MIDDLETOWN, RI (AP) — A black man yelled at former White House press secretary Sean Spicer in a bookstore and accused Spicer of calling him a racial slur when they were students at a prep school decades ago.
Spicer was “taken aback” by the man’s “outrageous claim” and had no recollection of him or of being in school with him, his publicist said on Saturday.
Spicer was at a book signing in Middletown on Friday to promote his new book reflecting on his time at the press podium for President Donald Trump.
Alex Lombard, who was standing behind a small group of people waiting in line to meet Spicer and get him to sign the book, called out Spicer’s name and said they went to Portsmouth Abbey School together. Spicer waved to him and said, “Hey. Yeah. How are you?”
Lombard, a Newport native who now lives in Cambridge, Massachusetts, then accused Spicer of calling him the N-word and trying to fight him when they were at school.
“You don’t remember that you tried to fight me?” Lombard asked. “But you called me a (N-word) first.”
A security guard approached Lombard and led him away as he kept talking: “I was 14 then. I was a scared kid then, Sean. I’m not scared to fight you now.”
The Providence Journal reported Saturday that Lombard said he was a member of Portsmouth Abbey’s class of 1990. It said Spicer was a member of the class of 1989.
A Newport Daily News video of the encounter doesn’t show how Spicer, who was seated at a table signing books, reacted to being accused of using the racial slur. But his publicist said he was shocked by the allegation.

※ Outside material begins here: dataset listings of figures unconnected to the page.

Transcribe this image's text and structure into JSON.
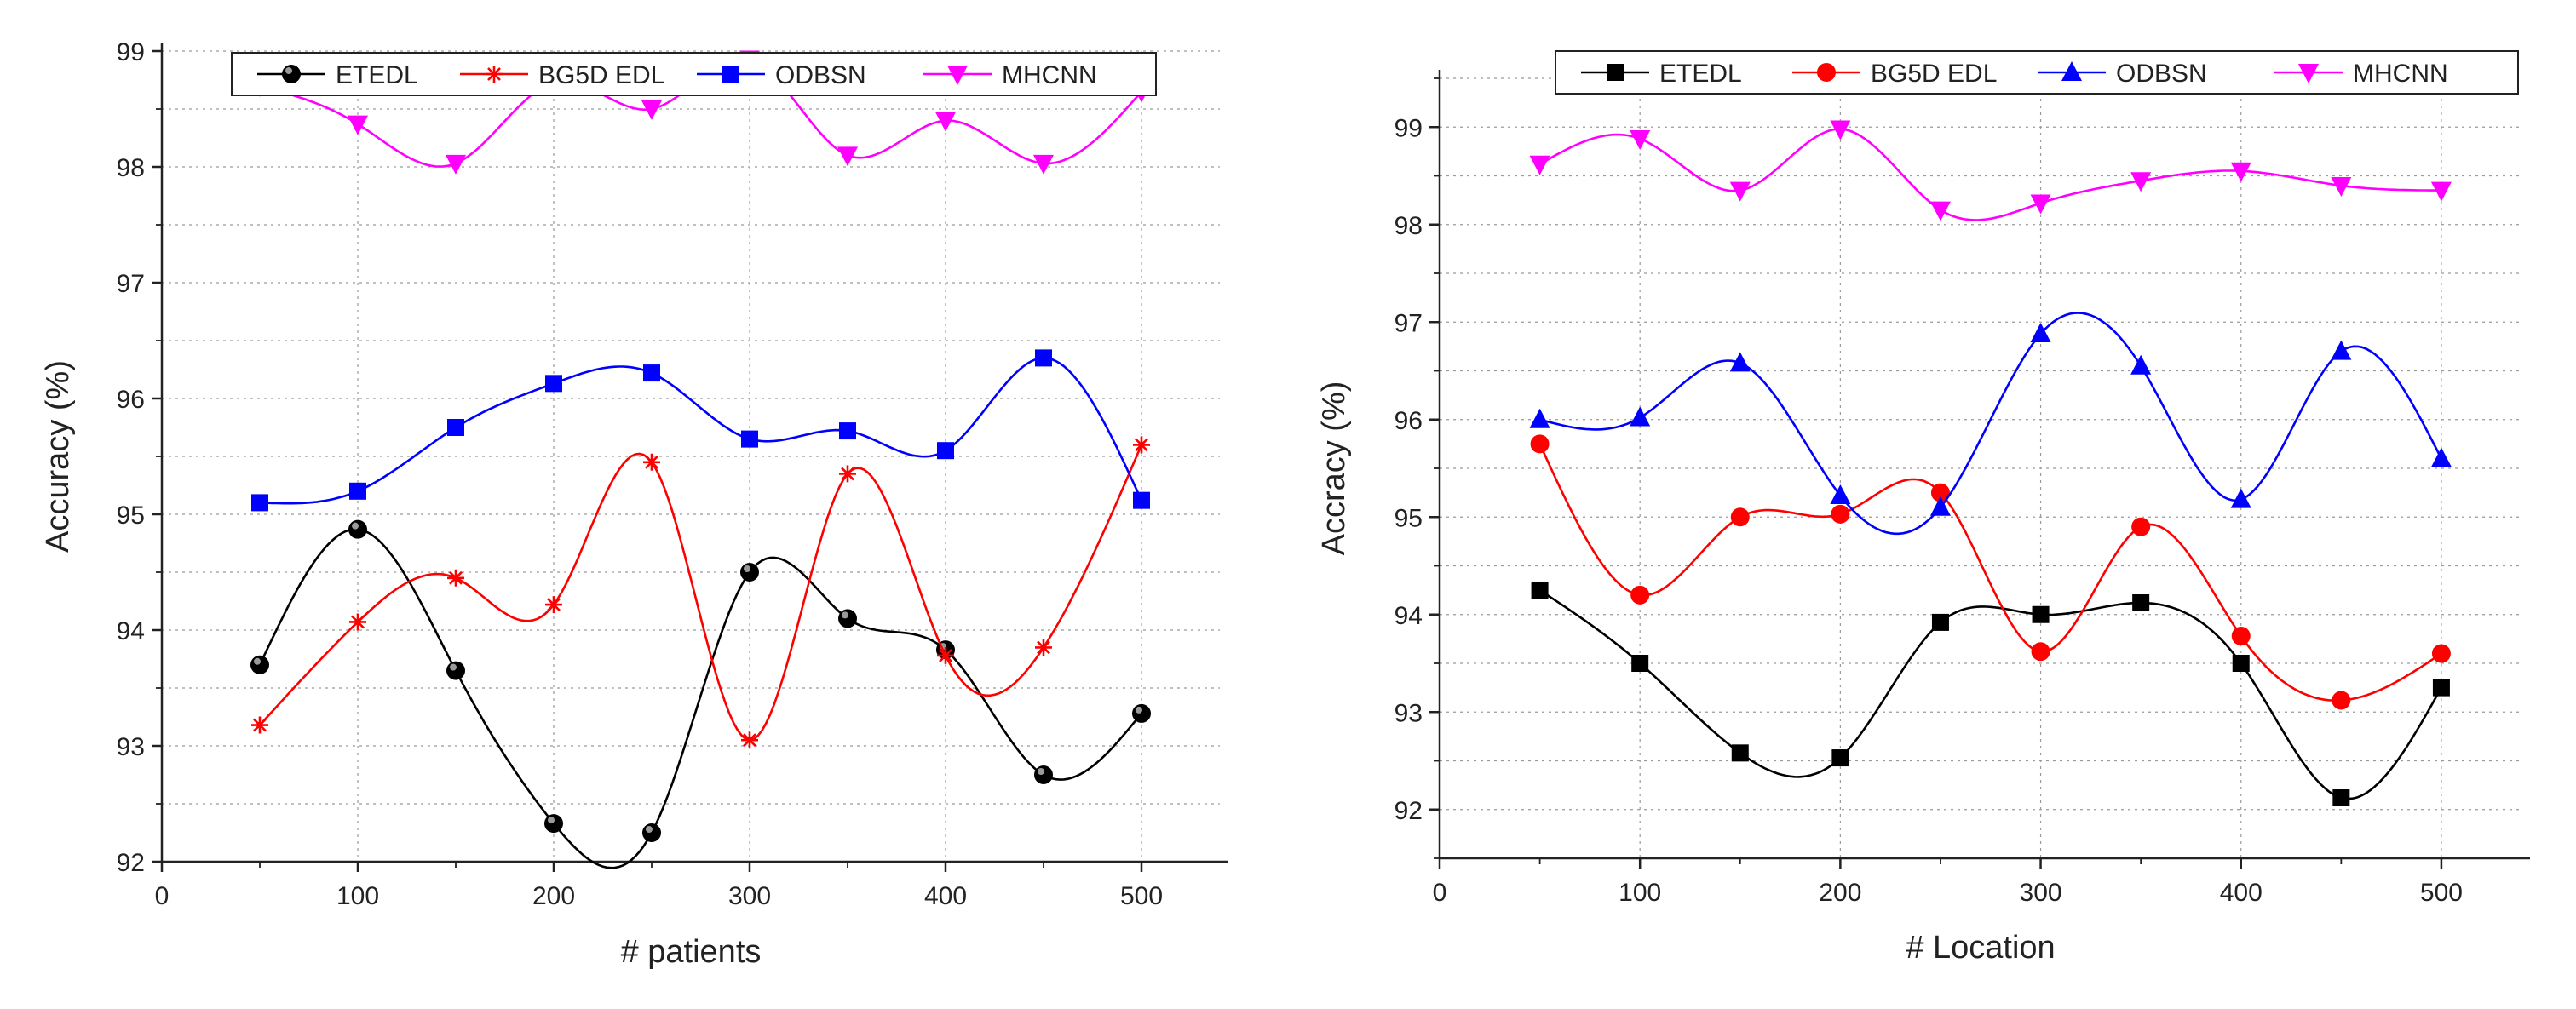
{
  "chart_data": [
    {
      "type": "line",
      "xlabel": "# patients",
      "ylabel": "Accuracy (%)",
      "xlim": [
        0,
        540
      ],
      "ylim": [
        92,
        99
      ],
      "x_ticks": [
        0,
        100,
        200,
        300,
        400,
        500
      ],
      "y_ticks": [
        92,
        93,
        94,
        95,
        96,
        97,
        98,
        99
      ],
      "grid": true,
      "legend_position": "top",
      "x": [
        50,
        100,
        150,
        200,
        250,
        300,
        350,
        400,
        450,
        500
      ],
      "series": [
        {
          "name": "ETEDL",
          "color": "#000000",
          "marker": "sphere",
          "values": [
            93.7,
            94.87,
            93.65,
            92.33,
            92.25,
            94.5,
            94.1,
            93.83,
            92.75,
            93.28
          ]
        },
        {
          "name": "BG5D EDL",
          "color": "#ff0000",
          "marker": "star",
          "values": [
            93.18,
            94.07,
            94.45,
            94.22,
            95.45,
            93.05,
            95.35,
            93.78,
            93.85,
            95.6
          ]
        },
        {
          "name": "ODBSN",
          "color": "#0000ff",
          "marker": "square",
          "values": [
            95.1,
            95.2,
            95.75,
            96.13,
            96.22,
            95.65,
            95.72,
            95.55,
            96.35,
            95.12
          ]
        },
        {
          "name": "MHCNN",
          "color": "#ff00ff",
          "marker": "triangle-down",
          "values": [
            98.7,
            98.37,
            98.03,
            98.73,
            98.5,
            98.93,
            98.1,
            98.4,
            98.03,
            98.65
          ]
        }
      ]
    },
    {
      "type": "line",
      "xlabel": "# Location",
      "ylabel": "Accracy (%)",
      "xlim": [
        0,
        540
      ],
      "ylim": [
        91.5,
        99.5
      ],
      "x_ticks": [
        0,
        100,
        200,
        300,
        400,
        500
      ],
      "y_ticks": [
        92,
        93,
        94,
        95,
        96,
        97,
        98,
        99
      ],
      "grid": true,
      "legend_position": "top",
      "x": [
        50,
        100,
        150,
        200,
        250,
        300,
        350,
        400,
        450,
        500
      ],
      "series": [
        {
          "name": "ETEDL",
          "color": "#000000",
          "marker": "square",
          "values": [
            94.25,
            93.5,
            92.58,
            92.53,
            93.92,
            94.0,
            94.12,
            93.5,
            92.12,
            93.25
          ]
        },
        {
          "name": "BG5D EDL",
          "color": "#ff0000",
          "marker": "circle",
          "values": [
            95.75,
            94.2,
            95.0,
            95.03,
            95.25,
            93.62,
            94.9,
            93.78,
            93.12,
            93.6
          ]
        },
        {
          "name": "ODBSN",
          "color": "#0000ff",
          "marker": "triangle-up",
          "values": [
            96.0,
            96.02,
            96.58,
            95.22,
            95.1,
            96.88,
            96.55,
            95.18,
            96.7,
            95.6
          ]
        },
        {
          "name": "MHCNN",
          "color": "#ff00ff",
          "marker": "triangle-down",
          "values": [
            98.62,
            98.88,
            98.35,
            98.98,
            98.15,
            98.22,
            98.45,
            98.55,
            98.4,
            98.35
          ]
        }
      ]
    }
  ]
}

Spicer “can’t recall any incident like this happening” and was “not sure if this was just a stunt this man was pulling,” Regnery Publishing publicist Lauren McCue said.
She said Spicer has been in the news a lot the last couple of years and it was “a very odd time” for an accusation like this to be made.
Spicer has been promoting “The Briefing: Politics, the Press, and the President,” which just came out. The book paints a rosy if sometimes thorny picture of Trump, describing him as “a unicorn, riding a unicorn over a rainbow” and a man to whom the regular rules of politics don’t apply.